Tragic
Dear Diary,
Love. Love brings pain to others, happiness to some. Some never lose their faith in one day finding it, and some do. The meaning of love to different people was different, although it had one thing in common.
But now it has changed. Love is now a terrible word, almost a bad as the f word, and now means when someone was in depression, sadness, anything tragic, really. It was too vague.
It is stupid, I think, because I knew what this word was created to mean. That someone is bound to someone else, with admiration, looking beyond all flaws of the other.
My friend, Lola, is recovering from a tragic injury. Or should I say that she was recovering from love?
It’s funny because before now one would say love is tragic, especially when recovering from a heartbreak. But now love is truly tragic. No one wants to be in love.
What’s weird is that there’s no word replacing love anymore, it just simply is a feeling, a feeling that I couldn’t explain prior to this change, a feeling that no one can explain now. It goes unspoken.
I don’t know how to go about this tragic debacle. Or shall I say lovely debacle? Feelings don’t need to have words, feelings don’t need to placed into words to know how to feel, right?
One now simply says, “I care for you.” Not love you. And over time loves original meaning will be forgotten. Caring for is not the same as loving. Just like squares and rectangles.
I suppose I could attempt to explain to all the townspeople that love is simply not tragic to some, and to others it is. And whoever made you believe otherwise was going through serious heartbreak.
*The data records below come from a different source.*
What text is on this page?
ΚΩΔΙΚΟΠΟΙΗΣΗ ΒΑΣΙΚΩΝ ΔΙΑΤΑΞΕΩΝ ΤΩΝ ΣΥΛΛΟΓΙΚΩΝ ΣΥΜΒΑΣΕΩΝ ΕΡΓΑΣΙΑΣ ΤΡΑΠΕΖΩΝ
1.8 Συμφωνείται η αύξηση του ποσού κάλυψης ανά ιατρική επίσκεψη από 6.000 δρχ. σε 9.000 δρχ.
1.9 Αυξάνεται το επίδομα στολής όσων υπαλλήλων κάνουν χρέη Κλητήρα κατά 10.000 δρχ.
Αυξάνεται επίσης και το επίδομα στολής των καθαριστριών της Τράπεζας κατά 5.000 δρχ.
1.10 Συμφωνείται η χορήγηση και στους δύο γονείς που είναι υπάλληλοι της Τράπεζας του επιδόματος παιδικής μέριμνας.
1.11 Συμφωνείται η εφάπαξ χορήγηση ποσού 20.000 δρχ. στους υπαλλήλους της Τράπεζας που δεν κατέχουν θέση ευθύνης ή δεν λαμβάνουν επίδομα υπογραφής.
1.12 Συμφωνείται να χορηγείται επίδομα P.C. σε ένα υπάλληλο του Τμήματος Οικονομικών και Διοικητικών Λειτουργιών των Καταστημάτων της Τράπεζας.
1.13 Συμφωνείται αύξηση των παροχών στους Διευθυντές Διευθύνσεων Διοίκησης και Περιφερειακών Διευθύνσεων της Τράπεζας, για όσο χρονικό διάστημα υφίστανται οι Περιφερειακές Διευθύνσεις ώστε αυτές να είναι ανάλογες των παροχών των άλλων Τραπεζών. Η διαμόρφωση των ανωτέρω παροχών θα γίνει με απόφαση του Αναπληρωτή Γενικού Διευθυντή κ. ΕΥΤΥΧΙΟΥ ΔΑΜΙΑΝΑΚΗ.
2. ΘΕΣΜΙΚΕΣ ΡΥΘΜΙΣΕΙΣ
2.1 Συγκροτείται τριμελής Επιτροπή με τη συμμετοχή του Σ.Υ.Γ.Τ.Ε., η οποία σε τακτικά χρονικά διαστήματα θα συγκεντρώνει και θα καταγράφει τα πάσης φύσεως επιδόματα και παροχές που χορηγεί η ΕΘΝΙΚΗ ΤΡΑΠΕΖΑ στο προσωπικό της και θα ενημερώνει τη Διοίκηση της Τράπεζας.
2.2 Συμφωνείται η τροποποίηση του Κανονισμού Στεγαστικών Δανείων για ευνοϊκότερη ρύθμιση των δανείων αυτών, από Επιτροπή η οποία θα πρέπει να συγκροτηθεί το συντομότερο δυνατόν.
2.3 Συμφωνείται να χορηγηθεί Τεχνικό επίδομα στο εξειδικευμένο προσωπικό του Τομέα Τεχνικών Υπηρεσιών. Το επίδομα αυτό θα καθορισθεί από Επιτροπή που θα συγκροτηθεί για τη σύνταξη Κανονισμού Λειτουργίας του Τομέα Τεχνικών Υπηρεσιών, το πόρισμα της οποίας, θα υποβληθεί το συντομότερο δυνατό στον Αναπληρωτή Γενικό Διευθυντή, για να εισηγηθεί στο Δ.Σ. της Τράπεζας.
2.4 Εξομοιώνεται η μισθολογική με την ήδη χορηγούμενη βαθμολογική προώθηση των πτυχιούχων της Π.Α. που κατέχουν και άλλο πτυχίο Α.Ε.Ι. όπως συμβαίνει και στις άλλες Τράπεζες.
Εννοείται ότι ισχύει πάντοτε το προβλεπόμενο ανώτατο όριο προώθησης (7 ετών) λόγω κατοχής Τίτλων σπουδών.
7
I suppose I would be killed as Galileo, for the elders burnt all books and killed all the people, except for me. Leaving behind little to no evidence of love, of the real love.
This entry will be enough, methinks. No one can bestow their anger on me after I die. The word love, is simply a word to express more than “caring for”, more along the lines of “dying for.”
I guess I’m trying to say I love the original word for love. For now, there is no opposite of hate. Now the highest level of liking someone is caring for another.
This entry means that I’d die for the word love. Meaning that I love it. I hope it is understood. For soon, if this is found while I am still living, I would be executed.